Autre grande passion : le Japon, le Nô et le Kabuki. En 1980 Béjart joue lui-même, aidé de deux kurokos, Casta Diva à l'IRCAM dans un décor de Miyaké et un fabuleux déploiement de kimonos imaginés par Hanae Mori. Quatre ans plus il tard met en scène au Théâtre du Rond-Point Cinq Nô modernes de Mishima adaptés par Marguerite Yourcenar, avec Eiji Mihara, son fidèle domestique japonais, propulsé comédien. En 1986 il crée pour le Tokio Ballet Kabuki grand spectacle conçu également pour Eric Vu An, musique de Mayuzumi Toshiro, qui revient au Palais Garnier en mai 2012, puis deux autres ballets du même compositeur, M et Bugaku. Toujours à Tokyo, Kurozuka met face à face deux stars : le danseur Patrick Dupond et l'acteur Bando Tamasuburo.
Maurice Béjart crée quantité de spectacles truffés de textes de Jean Cocteau, François Weyergans, Gabriele d'Annunzio (Le Martyre de Saint Sébastien, musique de Debussy avec Didier Sandre et Eric Vu An), Pasolini, Nijinski (avec la voix de Laurent Terzieff) , Ramuz, Jung, Pasolini.

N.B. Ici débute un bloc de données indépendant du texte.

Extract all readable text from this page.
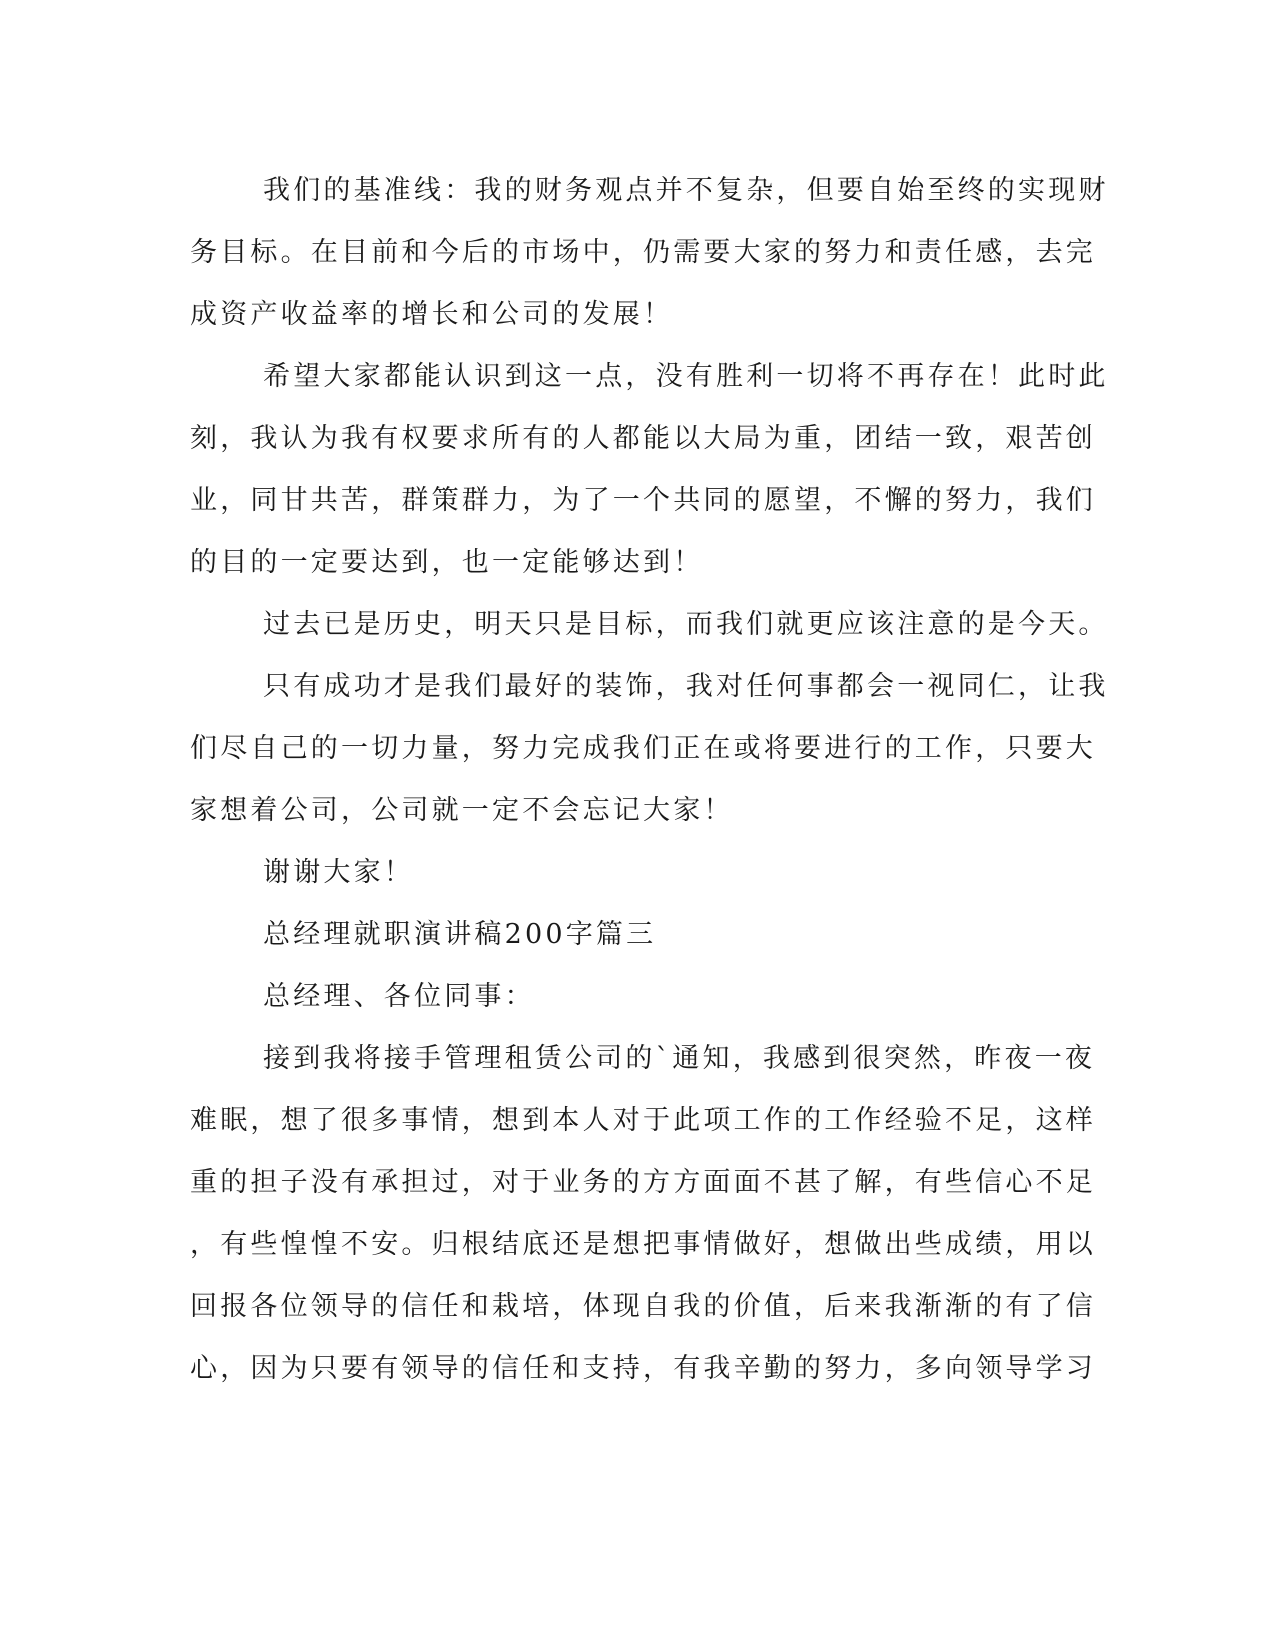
我们的基准线：我的财务观点并不复杂，但要自始至终的实现财
务目标。在目前和今后的市场中，仍需要大家的努力和责任感，去完
成资产收益率的增长和公司的发展！
希望大家都能认识到这一点，没有胜利一切将不再存在！此时此
刻，我认为我有权要求所有的人都能以大局为重，团结一致，艰苦创
业，同甘共苦，群策群力，为了一个共同的愿望，不懈的努力，我们
的目的一定要达到，也一定能够达到！
过去已是历史，明天只是目标，而我们就更应该注意的是今天。
只有成功才是我们最好的装饰，我对任何事都会一视同仁，让我
们尽自己的一切力量，努力完成我们正在或将要进行的工作，只要大
家想着公司，公司就一定不会忘记大家！
谢谢大家！
总经理就职演讲稿200字篇三
总经理、各位同事：
接到我将接手管理租赁公司的`通知，我感到很突然，昨夜一夜
难眠，想了很多事情，想到本人对于此项工作的工作经验不足，这样
重的担子没有承担过，对于业务的方方面面不甚了解，有些信心不足
，有些惶惶不安。归根结底还是想把事情做好，想做出些成绩，用以
回报各位领导的信任和栽培，体现自我的价值，后来我渐渐的有了信
心，因为只要有领导的信任和支持，有我辛勤的努力，多向领导学习
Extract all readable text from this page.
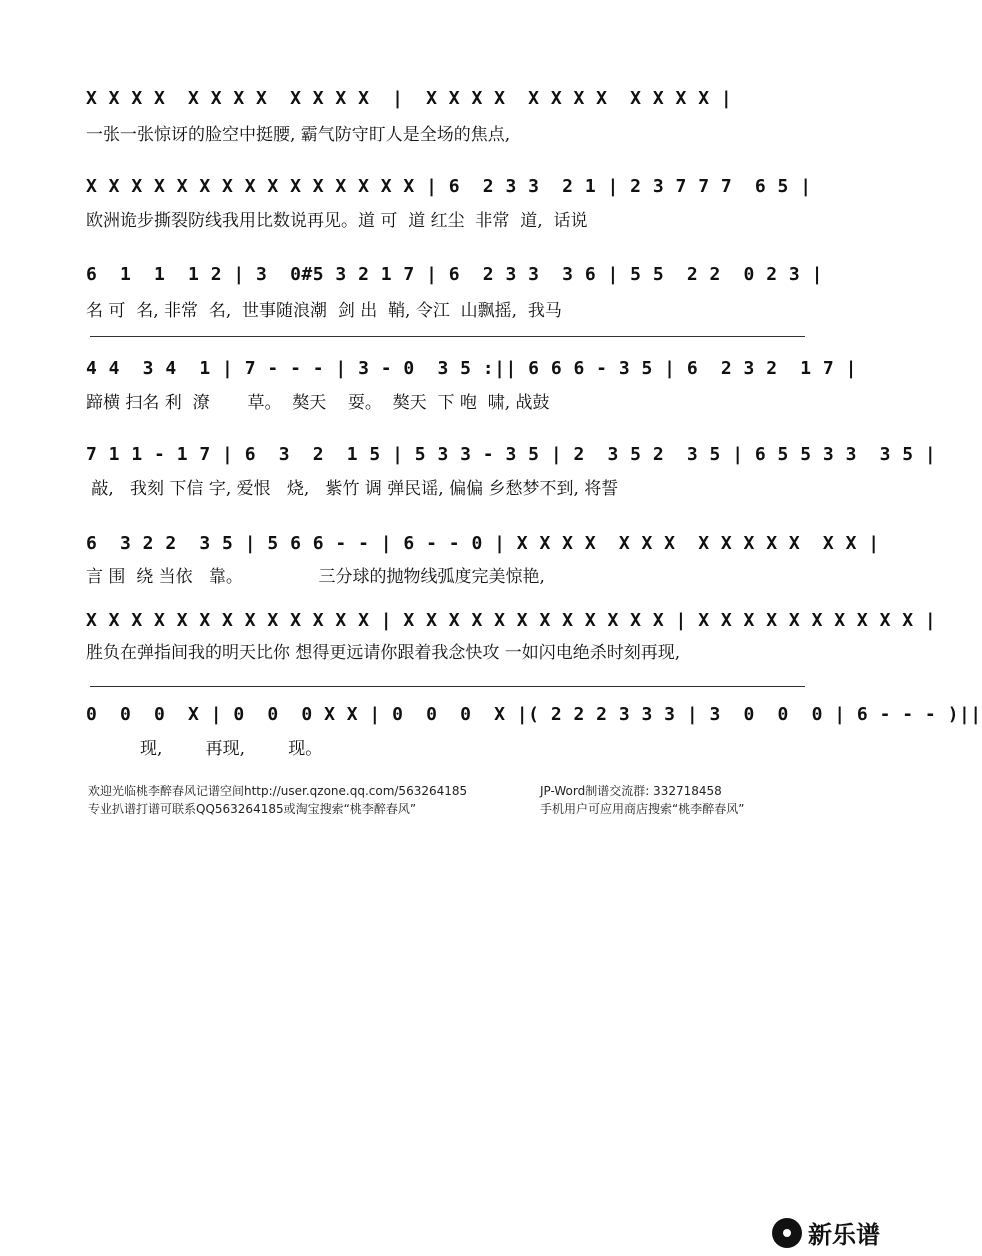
X X X X  X X X X  X X X X  |  X X X X  X X X X  X X X X |
一张一张惊讶的脸空中挺腰, 霸气防守盯人是全场的焦点,
X X X X X X X X X X X X X X X | 6  2 3 3  2 1 | 2 3 7 7 7  6 5 |
欧洲诡步撕裂防线我用比数说再见。道 可  道 红尘  非常  道,  话说
6  1  1  1 2 | 3  0#5 3 2 1 7 | 6  2 3 3  3 6 | 5 5  2 2  0 2 3 |
名 可  名, 非常  名,  世事随浪潮  剑 出  鞘, 令江  山飘摇,  我马
4 4  3 4  1 | 7 - - - | 3 - 0  3 5 :|| 6 6 6 - 3 5 | 6  2 3 2  1 7 |
蹄横 扫名 利  潦       草。  獒天    耍。  獒天  下 咆  啸, 战鼓
7 1 1 - 1 7 | 6  3  2  1 5 | 5 3 3 - 3 5 | 2  3 5 2  3 5 | 6 5 5 3 3  3 5 |
敲,   我刻 下信 字, 爱恨   烧,   紫竹 调 弹民谣, 偏偏 乡愁梦不到, 将誓
6  3 2 2  3 5 | 5 6 6 - - | 6 - - 0 | X X X X  X X X  X X X X X  X X |
言 围  绕 当依   靠。              三分球的抛物线弧度完美惊艳,
X X X X X X X X X X X X X | X X X X X X X X X X X X | X X X X X X X X X X |
胜负在弹指间我的明天比你 想得更远请你跟着我念快攻 一如闪电绝杀时刻再现,
0  0  0  X | 0  0  0 X X | 0  0  0  X |( 2 2 2 3 3 3 | 3  0  0  0 | 6 - - - )||
现,        再现,        现。
欢迎光临桃李醉春风记谱空间http://user.qzone.qq.com/563264185	JP-Word制谱交流群: 332718458
专业扒谱打谱可联系QQ563264185或淘宝搜索“桃李醉春风”	手机用户可应用商店搜索“桃李醉春风”
新乐谱
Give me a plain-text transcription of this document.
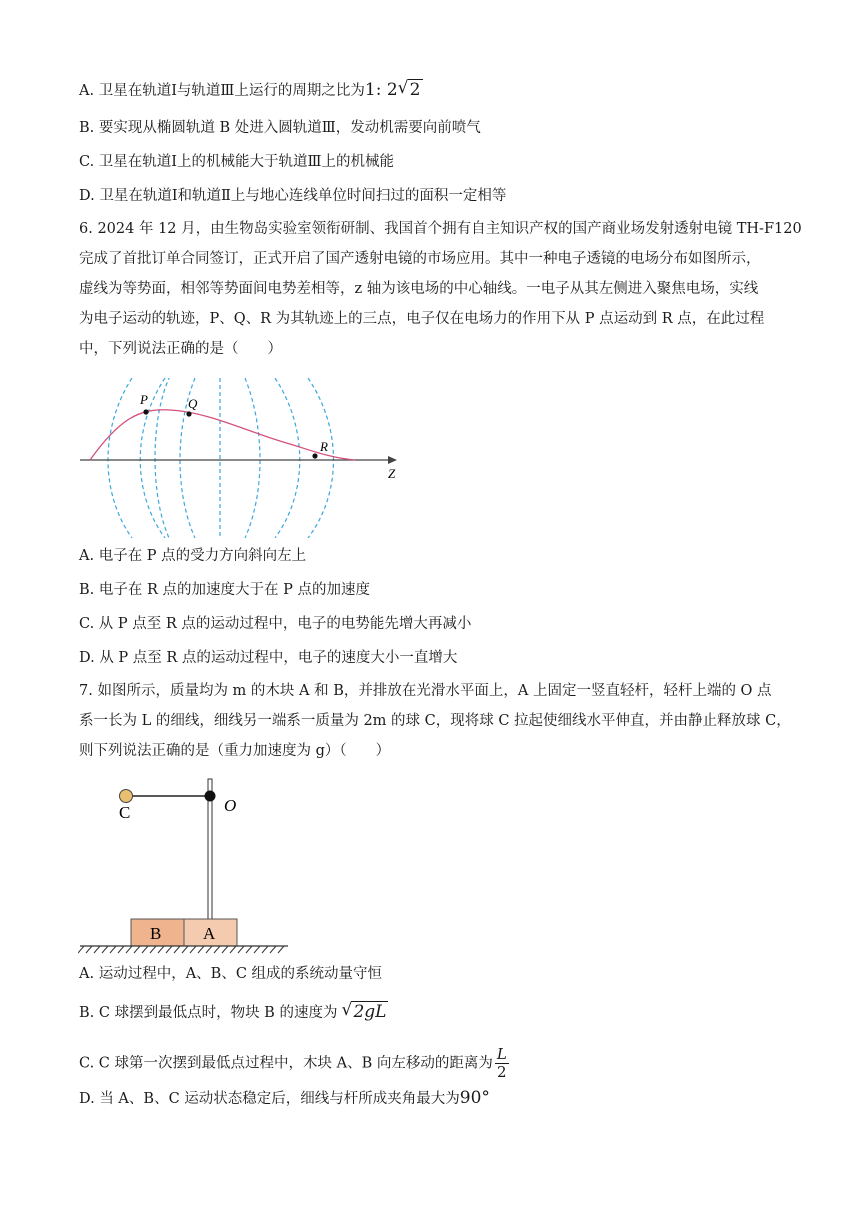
A. 卫星在轨道Ⅰ与轨道Ⅲ上运行的周期之比为1: 2 √ 2
B. 要实现从椭圆轨道 B 处进入圆轨道Ⅲ，发动机需要向前喷气
C. 卫星在轨道Ⅰ上的机械能大于轨道Ⅲ上的机械能
D. 卫星在轨道Ⅰ和轨道Ⅱ上与地心连线单位时间扫过的面积一定相等
6. 2024 年 12 月，由生物岛实验室领衔研制、我国首个拥有自主知识产权的国产商业场发射透射电镜 TH-F120
完成了首批订单合同签订，正式开启了国产透射电镜的市场应用。其中一种电子透镜的电场分布如图所示，
虚线为等势面，相邻等势面间电势差相等，z 轴为该电场的中心轴线。一电子从其左侧进入聚焦电场，实线
为电子运动的轨迹，P、Q、R 为其轨迹上的三点，电子仅在电场力的作用下从 P 点运动到 R 点，在此过程
中，下列说法正确的是（　　）
P	Q
R
Z
A. 电子在 P 点的受力方向斜向左上
B. 电子在 R 点的加速度大于在 P 点的加速度
C. 从 P 点至 R 点的运动过程中，电子的电势能先增大再减小
D. 从 P 点至 R 点的运动过程中，电子的速度大小一直增大
7. 如图所示，质量均为 m 的木块 A 和 B，并排放在光滑水平面上，A 上固定一竖直轻杆，轻杆上端的 O 点
系一长为 L 的细线，细线另一端系一质量为 2m 的球 C，现将球 C 拉起使细线水平伸直，并由静止释放球 C，
则下列说法正确的是（重力加速度为 g）（　　）
C	O
B A
A. 运动过程中，A、B、C 组成的系统动量守恒
B. C 球摆到最低点时，物块 B 的速度为 √ 2gL
C. C 球第一次摆到最低点过程中，木块 A、B 向左移动的距离为 $\frac{L}{2}$
D. 当 A、B、C 运动状态稳定后，细线与杆所成夹角最大为90°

Il aura tout tenté, même la comédie musicale depuis Les Oiseaux spectacle enchanteur d'après Aristophane en 1965 (musique d'Hadjidakis, avec Gérard Lartigau de la Comédie-Française), jusqu'au calamiteux Mutationx en 1999. Enfin tout, pour assouvir sa soif de danse, musique et théâtre et pour éviter ce qu'il déteste le plus : ne voir sur scène que « des gens dans un salon et qui disent un beau texte ! ».